PLANO, Texas — A mother in Texas is thanking God for what she calls her “miracle baby” after being diagnosed with a malignant brain cancer this past May.
Julie Prater is a 32-year-old nurse at Texas Health Presbyterian Hospital of Plano and has also been studying at Baylor University to become a nurse practitioner. In the spring, while eight weeks pregnant, Prater found out that she had a tumor on her brain.
Early one morning in late May, Prater got up to check on her one-year-old son Judd, who was crying in his room. But as she stood, she began having a full-body seizure and fell to the floor. Prater’s husband, Luke, called 911.
“That’s when they found the mass on my motor strip,” she told the Dallas Morning News this week, referring to the part of the brain that controls movement.
Prater was referred to a brain tumor specialist, and at first, doctors thought that they were dealing with low-grade glioma. But when she returned for an appointment three weeks later, they found that the tumor had grown 20 percent. Prater underwent surgery to remove the tumor from her brain, and was informed after testing that she had Grade IV glioblastoma multiforme, the most aggressive type of terminal cancer—and the same type of cancer that Brittany Maynard faced before taking her life last month.
Because of Prater’s love for her unborn child, she chose to hold off on any treatments that might risk harming or losing her baby.
“I began recovering from surgery and making choices to delay treatment for the health of my baby until I saw new tumor growth,” she writes on her website Head4Hope. “I began feeling better only to return to the ER weeks later, fearing a miscarriage. As it turns out, my baby girl is a fighter and had once again pulled through.”
But in September, Prater became ill with a stomach bug and had to go back to the hospital because she was again experiencing full body seizures. Prater learned that the cancer had returned, and was encouraged to begin radiation.
“We didn’t want to radiate [the baby] because it increases the chance of childhood cancer slightly, like 2 or 3 percent,” she explained.
However, doctors stated that without radiation, neither Prater or her unborn child would make it through the pregnancy. So, in October, at 27 weeks gestation, she began treatment.
“It is through my faith in God, the love of my family and friends, my team of doctors, and the hope I have in God’s provisions that helps me each day to get up and fight,” Prater wrote on her website at 34 weeks into her pregnancy.
She told the Dallas Morning News this week that there were uncertainties about how her pregnancy would turn out throughout her journey this past summer and fall.

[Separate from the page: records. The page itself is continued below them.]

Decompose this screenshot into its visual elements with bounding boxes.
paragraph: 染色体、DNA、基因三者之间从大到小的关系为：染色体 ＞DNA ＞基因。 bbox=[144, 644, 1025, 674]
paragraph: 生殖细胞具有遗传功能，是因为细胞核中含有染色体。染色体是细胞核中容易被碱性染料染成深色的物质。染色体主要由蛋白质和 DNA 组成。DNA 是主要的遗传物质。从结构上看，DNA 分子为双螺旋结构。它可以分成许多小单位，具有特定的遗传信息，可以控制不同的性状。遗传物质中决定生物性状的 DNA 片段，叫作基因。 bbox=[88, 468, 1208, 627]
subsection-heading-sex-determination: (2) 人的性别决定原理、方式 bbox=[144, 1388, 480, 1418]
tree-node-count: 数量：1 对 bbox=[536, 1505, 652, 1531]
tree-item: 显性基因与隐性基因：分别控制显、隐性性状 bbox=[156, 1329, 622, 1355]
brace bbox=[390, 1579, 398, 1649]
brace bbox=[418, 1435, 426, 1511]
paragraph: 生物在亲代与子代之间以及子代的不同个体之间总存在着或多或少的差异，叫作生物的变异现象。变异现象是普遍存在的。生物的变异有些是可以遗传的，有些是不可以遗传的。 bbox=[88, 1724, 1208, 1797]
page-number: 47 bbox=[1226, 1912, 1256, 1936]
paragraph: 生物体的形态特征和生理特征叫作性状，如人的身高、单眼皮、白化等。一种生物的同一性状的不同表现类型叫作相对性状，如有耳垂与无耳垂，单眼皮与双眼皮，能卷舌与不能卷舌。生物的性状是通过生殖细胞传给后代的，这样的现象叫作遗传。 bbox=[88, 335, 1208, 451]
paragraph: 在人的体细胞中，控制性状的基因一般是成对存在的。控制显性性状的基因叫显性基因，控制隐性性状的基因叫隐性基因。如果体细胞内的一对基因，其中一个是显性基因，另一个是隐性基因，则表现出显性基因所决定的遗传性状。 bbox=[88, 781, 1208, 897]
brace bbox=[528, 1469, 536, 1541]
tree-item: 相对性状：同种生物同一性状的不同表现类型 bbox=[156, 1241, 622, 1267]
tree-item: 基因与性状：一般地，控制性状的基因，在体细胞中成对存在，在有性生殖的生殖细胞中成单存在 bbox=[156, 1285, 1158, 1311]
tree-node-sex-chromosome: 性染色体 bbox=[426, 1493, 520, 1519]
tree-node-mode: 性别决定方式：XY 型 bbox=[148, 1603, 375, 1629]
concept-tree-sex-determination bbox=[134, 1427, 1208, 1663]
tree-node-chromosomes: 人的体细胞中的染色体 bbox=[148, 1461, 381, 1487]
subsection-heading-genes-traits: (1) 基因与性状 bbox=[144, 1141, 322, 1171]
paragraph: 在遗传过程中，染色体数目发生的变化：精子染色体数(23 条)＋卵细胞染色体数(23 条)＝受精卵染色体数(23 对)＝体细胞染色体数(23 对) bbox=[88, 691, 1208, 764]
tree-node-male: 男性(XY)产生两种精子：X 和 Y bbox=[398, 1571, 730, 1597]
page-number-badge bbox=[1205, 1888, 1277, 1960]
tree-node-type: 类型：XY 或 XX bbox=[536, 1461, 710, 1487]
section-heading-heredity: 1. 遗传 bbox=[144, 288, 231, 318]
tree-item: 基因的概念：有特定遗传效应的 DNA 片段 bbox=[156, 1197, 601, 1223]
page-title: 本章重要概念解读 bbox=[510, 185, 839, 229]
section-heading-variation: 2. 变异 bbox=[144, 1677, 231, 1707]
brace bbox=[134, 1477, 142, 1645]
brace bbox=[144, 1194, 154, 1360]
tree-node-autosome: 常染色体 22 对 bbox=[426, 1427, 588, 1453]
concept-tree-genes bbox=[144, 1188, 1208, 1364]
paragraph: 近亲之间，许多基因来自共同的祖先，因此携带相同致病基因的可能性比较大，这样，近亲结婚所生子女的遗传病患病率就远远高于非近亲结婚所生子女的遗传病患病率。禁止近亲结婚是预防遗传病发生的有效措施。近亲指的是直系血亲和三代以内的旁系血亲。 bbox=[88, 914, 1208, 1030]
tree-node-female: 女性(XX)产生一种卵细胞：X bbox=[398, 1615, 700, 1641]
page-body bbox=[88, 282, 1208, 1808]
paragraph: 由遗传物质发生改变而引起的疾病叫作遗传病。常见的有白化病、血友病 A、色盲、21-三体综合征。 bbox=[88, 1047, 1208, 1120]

“There weren’t recommendations [to abort], but there were definitely discussions about how the majority of people who have this situation terminate,” Prater said. “We asked if there was one patient who had gone through the same thing, and there was. So we asked if I could speak with her. She agreed and she really helped.”
On Monday of this week, Prater gave birth to a healthy baby girl, who she named June.
“She came out pink and screaming,” she said. “They checked her out and said she looks great. … God was definitely with us through this.”
Prater refers to baby June as “the miracle baby.”
As Prater continues to fight her brain cancer, and hopes to help find a cure for glioblastoma multiforme, she holds tight to her faith in God, posting Romans 5:2-4 on her website for all to see:
“Through Him whom we have gained access by faith into this grace in which we now stand, and we rejoice in the hope of the glory of God. Not only so, but we also rejoice in our sufferings, because we know that suffering produces perseverance, perseverance, character, and character, hope.”